People cheer as Republican presidential candidate Donald Trump speaks at a rally, Saturday in Manheim, Pa. (John Locher/Associated Press)

Ohio Republican Party Chairman Matt Borges calls Clinton a "liar" and says she deserves to lose. "And just when it's looking like it's a good bet that she will lose, we're talking about things that I believe don't help us win," he says.

The day before his Pennsylvania speech, Trump took another political risk by highlighting Clinton's role in her husband's infidelities.

"Hillary was an enabler," Trump told the New York Times on Friday. "And she attacked the women who Bill Clinton mistreated afterward. I think it's a serious problem for them, and it's something that I'm considering talking about more in the near future."
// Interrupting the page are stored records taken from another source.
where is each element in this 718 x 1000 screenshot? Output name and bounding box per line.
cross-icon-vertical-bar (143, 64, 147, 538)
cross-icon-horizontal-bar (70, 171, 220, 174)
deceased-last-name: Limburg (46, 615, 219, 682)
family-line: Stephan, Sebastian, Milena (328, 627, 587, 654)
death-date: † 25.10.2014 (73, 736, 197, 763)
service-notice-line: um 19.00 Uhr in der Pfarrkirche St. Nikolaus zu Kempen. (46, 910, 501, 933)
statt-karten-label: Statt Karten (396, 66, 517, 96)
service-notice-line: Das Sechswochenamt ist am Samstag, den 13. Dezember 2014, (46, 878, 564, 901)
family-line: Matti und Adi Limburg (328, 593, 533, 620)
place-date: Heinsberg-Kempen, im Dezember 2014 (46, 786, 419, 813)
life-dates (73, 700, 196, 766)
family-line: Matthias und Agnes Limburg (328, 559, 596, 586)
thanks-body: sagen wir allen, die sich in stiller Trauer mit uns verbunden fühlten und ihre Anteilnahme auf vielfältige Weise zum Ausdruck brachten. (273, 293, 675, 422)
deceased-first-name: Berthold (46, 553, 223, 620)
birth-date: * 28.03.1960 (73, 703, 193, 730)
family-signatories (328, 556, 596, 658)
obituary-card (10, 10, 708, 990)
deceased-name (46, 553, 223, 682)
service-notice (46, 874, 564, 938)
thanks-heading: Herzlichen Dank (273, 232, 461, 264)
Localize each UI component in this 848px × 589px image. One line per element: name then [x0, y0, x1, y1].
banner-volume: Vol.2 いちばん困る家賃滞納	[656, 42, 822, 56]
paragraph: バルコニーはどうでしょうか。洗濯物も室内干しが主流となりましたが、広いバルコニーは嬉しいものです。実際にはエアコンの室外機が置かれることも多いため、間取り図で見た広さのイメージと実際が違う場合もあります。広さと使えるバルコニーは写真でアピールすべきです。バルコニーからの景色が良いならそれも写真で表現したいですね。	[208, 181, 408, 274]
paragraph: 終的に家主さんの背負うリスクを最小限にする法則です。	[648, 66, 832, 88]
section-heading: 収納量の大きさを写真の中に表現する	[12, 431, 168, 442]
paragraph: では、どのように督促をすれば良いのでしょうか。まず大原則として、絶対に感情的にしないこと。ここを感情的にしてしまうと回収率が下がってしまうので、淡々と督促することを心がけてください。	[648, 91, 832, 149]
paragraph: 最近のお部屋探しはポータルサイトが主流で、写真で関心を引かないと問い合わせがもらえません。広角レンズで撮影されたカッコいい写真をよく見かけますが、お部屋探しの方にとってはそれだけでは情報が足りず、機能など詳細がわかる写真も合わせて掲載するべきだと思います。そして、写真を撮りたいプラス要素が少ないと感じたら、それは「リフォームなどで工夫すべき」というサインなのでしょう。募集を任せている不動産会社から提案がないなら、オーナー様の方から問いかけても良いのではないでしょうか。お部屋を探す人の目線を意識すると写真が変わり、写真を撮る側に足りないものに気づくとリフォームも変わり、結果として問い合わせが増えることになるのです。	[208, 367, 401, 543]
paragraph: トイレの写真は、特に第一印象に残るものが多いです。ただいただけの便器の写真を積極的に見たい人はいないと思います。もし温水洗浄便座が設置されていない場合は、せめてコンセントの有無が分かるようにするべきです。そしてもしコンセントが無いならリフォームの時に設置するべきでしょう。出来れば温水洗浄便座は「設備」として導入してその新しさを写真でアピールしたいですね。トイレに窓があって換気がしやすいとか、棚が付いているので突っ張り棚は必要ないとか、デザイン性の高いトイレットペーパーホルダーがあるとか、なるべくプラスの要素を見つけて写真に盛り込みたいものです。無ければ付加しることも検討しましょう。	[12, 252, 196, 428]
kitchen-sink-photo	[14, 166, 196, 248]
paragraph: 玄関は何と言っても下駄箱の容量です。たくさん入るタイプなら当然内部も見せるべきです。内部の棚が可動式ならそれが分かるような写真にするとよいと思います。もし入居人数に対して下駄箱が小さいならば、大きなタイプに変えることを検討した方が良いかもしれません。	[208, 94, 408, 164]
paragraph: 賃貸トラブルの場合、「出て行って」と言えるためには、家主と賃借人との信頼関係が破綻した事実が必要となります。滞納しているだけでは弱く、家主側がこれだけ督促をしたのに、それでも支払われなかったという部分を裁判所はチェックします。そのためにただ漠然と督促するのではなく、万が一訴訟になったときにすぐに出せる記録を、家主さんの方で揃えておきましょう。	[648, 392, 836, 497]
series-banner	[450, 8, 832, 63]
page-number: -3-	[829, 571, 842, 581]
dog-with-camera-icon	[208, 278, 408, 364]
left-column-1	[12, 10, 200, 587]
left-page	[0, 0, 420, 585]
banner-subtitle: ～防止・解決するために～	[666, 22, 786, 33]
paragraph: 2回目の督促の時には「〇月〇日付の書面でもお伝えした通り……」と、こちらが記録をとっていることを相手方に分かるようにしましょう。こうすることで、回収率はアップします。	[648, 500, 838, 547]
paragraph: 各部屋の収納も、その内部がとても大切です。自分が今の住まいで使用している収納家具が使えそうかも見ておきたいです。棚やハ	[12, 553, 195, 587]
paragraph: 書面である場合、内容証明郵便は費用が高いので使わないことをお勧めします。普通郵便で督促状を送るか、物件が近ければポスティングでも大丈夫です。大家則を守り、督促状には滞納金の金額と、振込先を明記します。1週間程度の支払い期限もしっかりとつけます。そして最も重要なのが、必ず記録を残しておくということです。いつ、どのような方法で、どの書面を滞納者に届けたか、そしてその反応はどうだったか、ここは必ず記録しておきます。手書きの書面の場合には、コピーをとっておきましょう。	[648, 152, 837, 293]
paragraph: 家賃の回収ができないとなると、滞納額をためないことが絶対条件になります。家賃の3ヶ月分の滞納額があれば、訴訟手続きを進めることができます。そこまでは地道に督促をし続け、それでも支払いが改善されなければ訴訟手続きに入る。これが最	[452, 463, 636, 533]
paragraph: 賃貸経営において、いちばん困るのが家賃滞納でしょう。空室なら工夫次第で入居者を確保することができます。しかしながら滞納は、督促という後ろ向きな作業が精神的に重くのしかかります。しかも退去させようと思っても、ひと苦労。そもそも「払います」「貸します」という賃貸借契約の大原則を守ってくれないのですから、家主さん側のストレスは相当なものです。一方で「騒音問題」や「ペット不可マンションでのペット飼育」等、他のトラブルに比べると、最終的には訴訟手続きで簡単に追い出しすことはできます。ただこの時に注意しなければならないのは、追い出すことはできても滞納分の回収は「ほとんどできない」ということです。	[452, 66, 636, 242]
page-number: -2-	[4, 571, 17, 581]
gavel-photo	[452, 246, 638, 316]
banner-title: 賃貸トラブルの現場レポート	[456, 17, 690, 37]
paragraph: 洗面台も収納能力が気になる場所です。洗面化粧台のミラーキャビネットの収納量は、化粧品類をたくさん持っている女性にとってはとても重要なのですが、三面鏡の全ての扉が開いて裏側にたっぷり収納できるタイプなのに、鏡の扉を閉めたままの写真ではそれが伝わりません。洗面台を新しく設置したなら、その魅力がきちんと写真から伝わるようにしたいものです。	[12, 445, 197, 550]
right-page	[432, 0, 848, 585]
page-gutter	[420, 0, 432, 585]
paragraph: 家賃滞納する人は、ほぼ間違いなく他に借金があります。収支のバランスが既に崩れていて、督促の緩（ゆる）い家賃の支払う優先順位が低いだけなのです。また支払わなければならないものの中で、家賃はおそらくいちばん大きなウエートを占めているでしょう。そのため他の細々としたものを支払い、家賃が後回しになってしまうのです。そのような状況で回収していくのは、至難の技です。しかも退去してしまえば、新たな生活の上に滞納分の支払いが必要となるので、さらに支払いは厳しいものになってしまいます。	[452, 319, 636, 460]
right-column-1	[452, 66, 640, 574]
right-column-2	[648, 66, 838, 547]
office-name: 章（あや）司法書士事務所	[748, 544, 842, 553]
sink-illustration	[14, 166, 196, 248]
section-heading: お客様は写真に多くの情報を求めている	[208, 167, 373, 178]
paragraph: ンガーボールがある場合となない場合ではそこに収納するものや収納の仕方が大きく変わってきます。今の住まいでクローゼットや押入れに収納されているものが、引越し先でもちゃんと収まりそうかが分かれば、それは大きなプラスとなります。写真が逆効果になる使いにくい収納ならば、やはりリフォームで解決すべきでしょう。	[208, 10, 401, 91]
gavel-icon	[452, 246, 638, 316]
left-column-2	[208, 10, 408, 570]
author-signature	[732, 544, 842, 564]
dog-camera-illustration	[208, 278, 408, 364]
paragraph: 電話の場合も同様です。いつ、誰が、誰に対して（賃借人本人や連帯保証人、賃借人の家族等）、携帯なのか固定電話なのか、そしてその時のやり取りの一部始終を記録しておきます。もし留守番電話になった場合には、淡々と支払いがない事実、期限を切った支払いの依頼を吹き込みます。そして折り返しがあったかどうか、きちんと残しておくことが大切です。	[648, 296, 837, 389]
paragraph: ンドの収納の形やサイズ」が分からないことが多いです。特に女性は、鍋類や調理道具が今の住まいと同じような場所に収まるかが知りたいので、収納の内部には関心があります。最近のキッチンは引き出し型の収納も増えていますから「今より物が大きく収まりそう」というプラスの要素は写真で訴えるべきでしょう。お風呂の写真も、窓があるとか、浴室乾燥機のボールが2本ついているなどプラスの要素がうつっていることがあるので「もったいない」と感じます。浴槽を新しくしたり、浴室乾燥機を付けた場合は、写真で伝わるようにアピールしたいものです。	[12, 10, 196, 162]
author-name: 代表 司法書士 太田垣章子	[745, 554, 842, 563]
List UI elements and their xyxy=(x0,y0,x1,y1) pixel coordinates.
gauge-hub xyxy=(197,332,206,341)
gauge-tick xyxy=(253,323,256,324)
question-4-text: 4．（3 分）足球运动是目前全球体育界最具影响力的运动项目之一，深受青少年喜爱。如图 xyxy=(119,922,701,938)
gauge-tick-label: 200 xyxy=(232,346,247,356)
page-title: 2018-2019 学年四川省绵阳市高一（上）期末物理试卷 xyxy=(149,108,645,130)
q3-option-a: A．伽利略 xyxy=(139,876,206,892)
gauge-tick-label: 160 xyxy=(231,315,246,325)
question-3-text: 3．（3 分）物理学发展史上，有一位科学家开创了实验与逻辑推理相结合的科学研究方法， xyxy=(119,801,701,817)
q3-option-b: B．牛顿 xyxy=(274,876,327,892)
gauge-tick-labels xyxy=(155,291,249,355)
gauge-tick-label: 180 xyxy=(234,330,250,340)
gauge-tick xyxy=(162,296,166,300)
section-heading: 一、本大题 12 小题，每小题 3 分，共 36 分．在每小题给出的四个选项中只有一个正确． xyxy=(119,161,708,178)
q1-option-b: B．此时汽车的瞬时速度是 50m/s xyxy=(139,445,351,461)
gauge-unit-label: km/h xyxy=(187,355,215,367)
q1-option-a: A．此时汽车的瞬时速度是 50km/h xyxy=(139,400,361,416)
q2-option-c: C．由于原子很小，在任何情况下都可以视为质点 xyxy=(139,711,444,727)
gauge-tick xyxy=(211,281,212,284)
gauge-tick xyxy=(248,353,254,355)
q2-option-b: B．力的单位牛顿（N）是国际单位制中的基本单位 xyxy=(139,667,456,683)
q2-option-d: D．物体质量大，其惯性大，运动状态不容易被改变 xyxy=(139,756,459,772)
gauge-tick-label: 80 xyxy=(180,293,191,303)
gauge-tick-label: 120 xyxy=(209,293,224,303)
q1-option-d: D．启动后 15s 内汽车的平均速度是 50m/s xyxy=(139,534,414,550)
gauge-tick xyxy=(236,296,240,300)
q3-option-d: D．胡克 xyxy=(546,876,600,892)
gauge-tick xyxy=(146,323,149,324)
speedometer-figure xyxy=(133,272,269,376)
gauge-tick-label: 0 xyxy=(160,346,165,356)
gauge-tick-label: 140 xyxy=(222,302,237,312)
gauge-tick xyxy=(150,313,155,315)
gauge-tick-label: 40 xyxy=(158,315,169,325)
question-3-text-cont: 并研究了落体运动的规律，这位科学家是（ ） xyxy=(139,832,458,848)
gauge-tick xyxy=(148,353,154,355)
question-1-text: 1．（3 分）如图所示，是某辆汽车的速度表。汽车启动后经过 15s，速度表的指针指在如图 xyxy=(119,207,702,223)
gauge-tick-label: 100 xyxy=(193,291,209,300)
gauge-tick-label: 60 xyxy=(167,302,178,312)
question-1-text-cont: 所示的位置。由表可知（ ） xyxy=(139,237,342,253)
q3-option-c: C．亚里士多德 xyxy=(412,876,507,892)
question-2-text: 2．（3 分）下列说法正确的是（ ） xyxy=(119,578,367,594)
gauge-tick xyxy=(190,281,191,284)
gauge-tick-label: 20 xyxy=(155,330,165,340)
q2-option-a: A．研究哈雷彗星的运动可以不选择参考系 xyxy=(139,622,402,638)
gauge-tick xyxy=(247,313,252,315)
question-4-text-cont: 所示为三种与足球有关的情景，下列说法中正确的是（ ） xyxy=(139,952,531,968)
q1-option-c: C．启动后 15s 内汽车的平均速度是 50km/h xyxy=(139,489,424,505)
That's even as Trump's acknowledged his own marital infidelities, although he tried to draw a distinction with Bill Clinton.

"I wasn't president of the United States," he told the Times when asked about his affair with Marla Maples when he was married to Ivana Trump. "I don't talk about it."

Warns of voter fraud 'certain areas'

Trump veered into other areas on Saturday night that may raise questions about his temperament.

He questioned the integrity of the U.S. voting system, warning supporters to keep a close eye on polling places after they vote next month — especially in "certain areas."

"We can't lose an election because of, you know what I'm talking about," he said. "A lot of bad things happen. I don't want to lose for that reason."

Trump has repeatedly suggested that only election fraud could stop him from becoming president. There has never been evidence of widespread voting fraud in the United States.

He also suggested that organizers conspired against him at Monday night's debate. The Commission of Presidential Debates acknowledged on Friday that there was an issue with Trump's microphone, which was quieter than Clinton's at times.

"How many people in this room think maybe that was done on purpose?" Trump asked.